The IFRS is designed as a common global language for business affairs so that company accounts are understandable and comparable across international boundaries. They are a consequence of growing international shareholding and trade. The IFRS is particularly important for companies that have dealings in several countries. They are progressively replacing the many different national accounting standards.

The IFRS began as an attempt to harmonize accounting across the European Union, but the value of harmonization quickly made the concept attractive around the world. They are occasionally called by the original name of International Accounting Standards (IAS). The IAS were issued between 1973 and 2001 by the Board of the International Accounting Standards Committee (IASC). On April 1, 2001, the new IASB took over the responsibility for setting International Accounting Standards from the IASC. During its first meeting the new Board adopted existing IAS and Standing Interpretations Committee standards (SICs). The IASB has continued to develop standards calling the new standards the IFRS.

GAAP vs. IFRS

Principles Based vs. Rules Based

A major difference between GAAP and IFRS is that GAAP is rule-based, whereas IFRS is principle-based.

Another difference between IFRS and GAAP is the methodology used to assess an accounting treatment. Under GAAP, the research is more focused on the literature whereas under IFRS, the review of the facts pattern is more thorough.

Some other differences(Example Based):

  • Consolidation — IFRS favors a control model whereas GAAP prefers a risks-and-rewards model. Some entities consolidated in accordance with FIN 46(R) may have to be shown separately under IFRS.
  • Statement of Income — Under IFRS, extraordinary items are not segregated in the income statement.

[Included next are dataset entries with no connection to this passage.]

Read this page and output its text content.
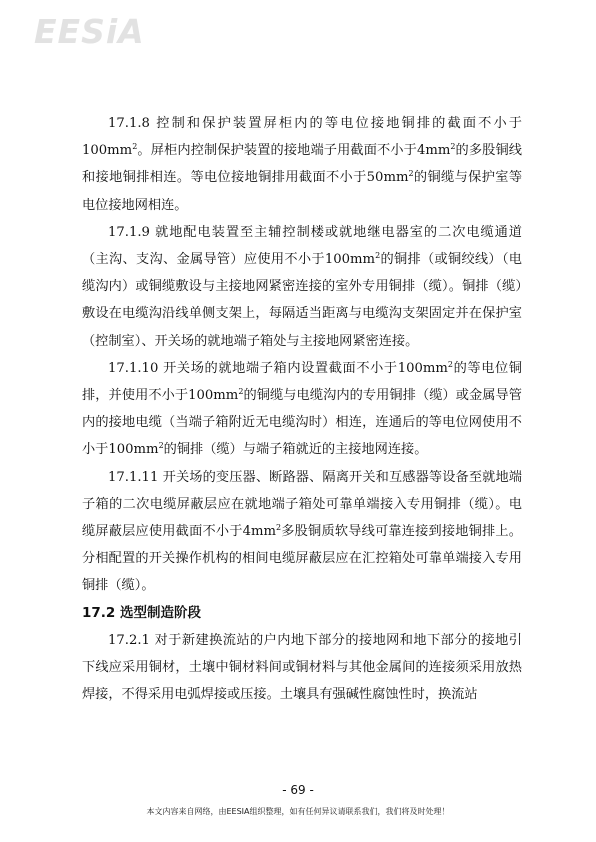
EESiA

17.1.8 控制和保护装置屏柜内的等电位接地铜排的截面不小于$100mm^2$。屏柜内控制保护装置的接地端子用截面不小于$4mm^2$的多股铜线和接地铜排相连。等电位接地铜排用截面不小于$50mm^2$的铜缆与保护室等电位接地网相连。

17.1.9 就地配电装置至主辅控制楼或就地继电器室的二次电缆通道（主沟、支沟、金属导管）应使用不小于$100mm^2$的铜排（或铜绞线）（电缆沟内）或铜缆敷设与主接地网紧密连接的室外专用铜排（缆）。铜排（缆）敷设在电缆沟沿线单侧支架上，每隔适当距离与电缆沟支架固定并在保护室（控制室）、开关场的就地端子箱处与主接地网紧密连接。

17.1.10 开关场的就地端子箱内设置截面不小于$100mm^2$的等电位铜排，并使用不小于$100mm^2$的铜缆与电缆沟内的专用铜排（缆）或金属导管内的接地电缆（当端子箱附近无电缆沟时）相连，连通后的等电位网使用不小于$100mm^2$的铜排（缆）与端子箱就近的主接地网连接。

17.1.11 开关场的变压器、断路器、隔离开关和互感器等设备至就地端子箱的二次电缆屏蔽层应在就地端子箱处可靠单端接入专用铜排（缆）。电缆屏蔽层应使用截面不小于$4mm^2$多股铜质软导线可靠连接到接地铜排上。分相配置的开关操作机构的相间电缆屏蔽层应在汇控箱处可靠单端接入专用铜排（缆）。

17.2 选型制造阶段

17.2.1 对于新建换流站的户内地下部分的接地网和地下部分的接地引下线应采用铜材，土壤中铜材料间或铜材料与其他金属间的连接须采用放热焊接，不得采用电弧焊接或压接。土壤具有强碱性腐蚀性时，换流站

- 69 -
本文内容来自网络，由EESIA组织整理，如有任何异议请联系我们，我们将及时处理！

With GAAP, they are shown below the net income.
  • Inventory — Under IFRS, LIFO cannot be used, but GAAP, companies have the choice between LIFO and FIFO.
  • Earning-per-Share — Under IFRS, the earning-per-share calculation does not average the individual interim period calculations, whereas under GAAP the computation averages the individual interim period incremental shares.
  • Development costs — These costs can be capitalized under IFRS if certain criteria are met, while it is considered as “expenses” under U.S. GAAP.